Réforme de l’assurance chômage : Attention à la présomption de démission en cas d’abandon de poste
Le 17 novembre 2022, le parlement a définitivement adopté la loi « portant mesures d’urgence relative au fonctionnement du marché du travail en vue du plein emploi ».
Cette loi, dont l’objectif principal est de mettre en place une modulation des règles d’indemnisation en fonction de la conjoncture économique, comporte une mesure qui laisse déjà beaucoup de praticiens dubitatifs, à savoir la présomption de démission en cas d’abandon de poste.
Cette nouvelle disposition, dont la date d’entrée en vigueur sera précisée par décret, vient changer la qualification donnée à l’abandon de poste, et par là même ses conséquences vis-à-vis de l’assurance chômage.

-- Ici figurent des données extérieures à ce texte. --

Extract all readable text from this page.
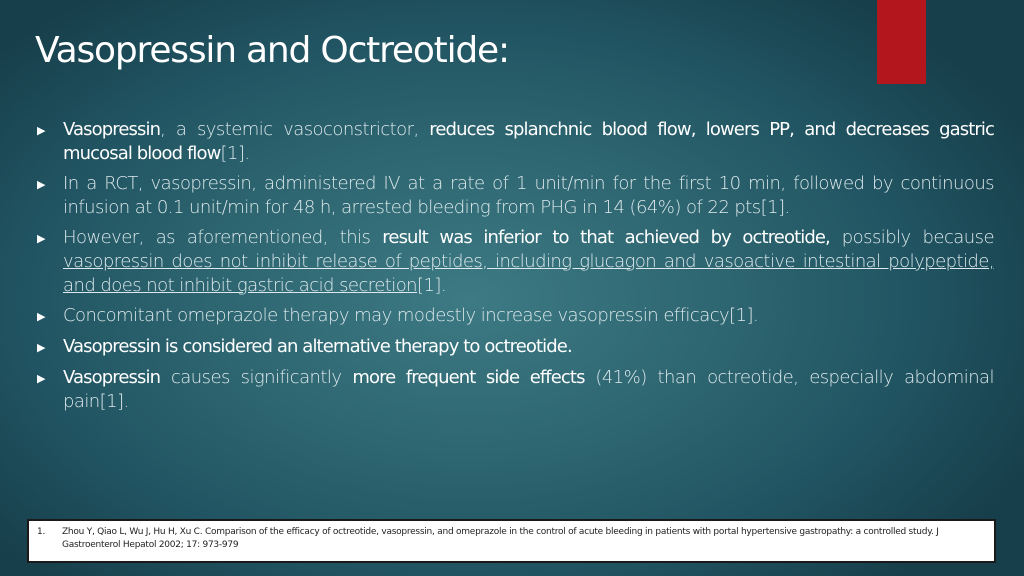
Vasopressin and Octreotide:
▶ Vasopressin, a systemic vasoconstrictor, reduces splanchnic blood flow, lowers PP, and decreases gastric mucosal blood flow[1].
▶ In a RCT, vasopressin, administered IV at a rate of 1 unit/min for the first 10 min, followed by continuous infusion at 0.1 unit/min for 48 h, arrested bleeding from PHG in 14 (64%) of 22 pts[1].
▶ However, as aforementioned, this result was inferior to that achieved by octreotide, possibly because vasopressin does not inhibit release of peptides, including glucagon and vasoactive intestinal polypeptide, and does not inhibit gastric acid secretion[1].
▶ Concomitant omeprazole therapy may modestly increase vasopressin efficacy[1].
▶ Vasopressin is considered an alternative therapy to octreotide.
▶ Vasopressin causes significantly more frequent side effects (41%) than octreotide, especially abdominal pain[1].
1.	Zhou Y, Qiao L, Wu J, Hu H, Xu C. Comparison of the efficacy of octreotide, vasopressin, and omeprazole in the control of acute bleeding in patients with portal hypertensive gastropathy: a controlled study. J Gastroenterol Hepatol 2002; 17: 973-979
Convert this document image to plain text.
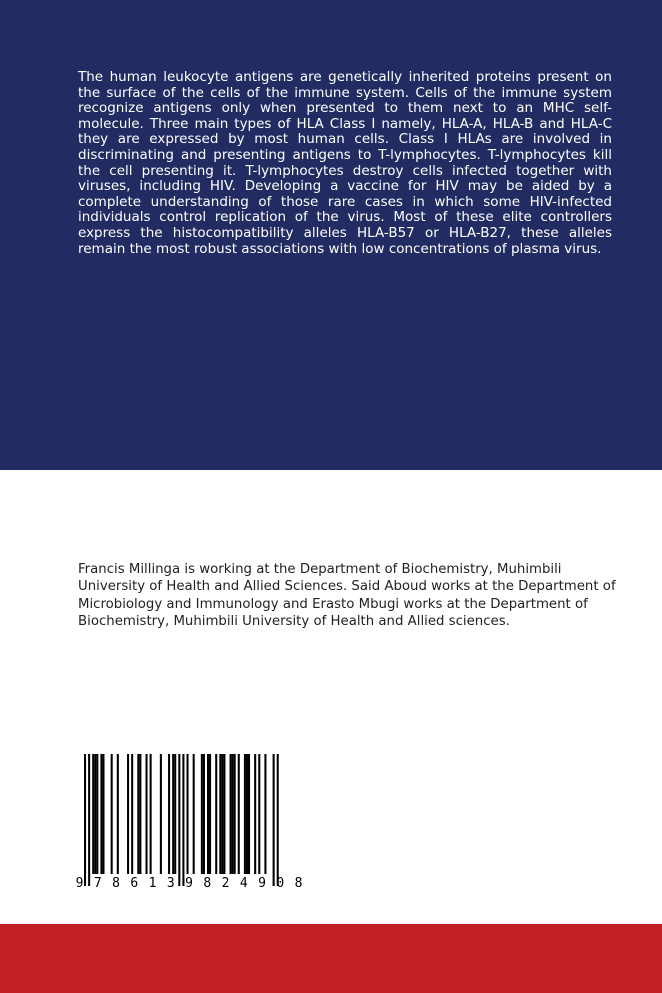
The human leukocyte antigens are genetically inherited proteins present on the surface of the cells of the immune system. Cells of the immune system recognize antigens only when presented to them next to an MHC self-molecule. Three main types of HLA Class I namely, HLA-A, HLA-B and HLA-C they are expressed by most human cells. Class I HLAs are involved in discriminating and presenting antigens to T-lymphocytes. T-lymphocytes kill the cell presenting it. T-lymphocytes destroy cells infected together with viruses, including HIV. Developing a vaccine for HIV may be aided by a complete understanding of those rare cases in which some HIV-infected individuals control replication of the virus. Most of these elite controllers express the histocompatibility alleles HLA-B57 or HLA-B27, these alleles remain the most robust associations with low concentrations of plasma virus.

Francis Millinga is working at the Department of Biochemistry, Muhimbili University of Health and Allied Sciences. Said Aboud works at the Department of Microbiology and Immunology and Erasto Mbugi works at the Department of Biochemistry, Muhimbili University of Health and Allied sciences.

9 7 8 6 1 3 9 8 2 4 9 0 8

De faute sanctionnée par un licenciement, ouvrant droit à indemnisation par l’assurance chômage, l’abandon de poste donnera désormais lieu à une présomption de démission qui, sauf à la renverser, ne permettra pas une prise en charge par pôle emploi.
La loi nouvelle prévoit ainsi que lorsque le salarié abandonne volontairement son poste et ne reprend pas le travail après avoir été mis en demeure de justifier son absence et de revenir à son poste, par lettre recommandée ou courrier remis en main propre, dans un délai fixé par l’employeur, celui-ci sera présumé démissionnaire à l’expiration de ce délai.
Un décret va venir déterminer un délai minimum à respecter, à l’expiration duquel le salarié sera présumé avoir démissionné.
Le salarié pourra tenter de renverser cette présomption en contestant la qualification de démission par saisine du conseil de prud’hommes, qui devra statuer dans un délai d’un mois.
Si l’objectif de lutter contre d’éventuels abandons de poste abusifs, dans le seul but de bénéficier de l’assurance chômage, est louable, la mesure retenue pourrait être à l’origine de difficultés inexistantes jusqu’ici.
En effet, à l’heure actuelle, la gestion des abandons de poste ne donne lieu à aucune difficulté majeure et n’est surtout que très rarement source de conflit.
Les situations d’abandon de poste caractérisé sont sanctionnées, après mise en demeure, par des licenciements pour faute grave, simples et peu coûteux, qui sont à l’heure actuelle très peu contestés et, de manière générale, ne peuvent que difficilement l’être.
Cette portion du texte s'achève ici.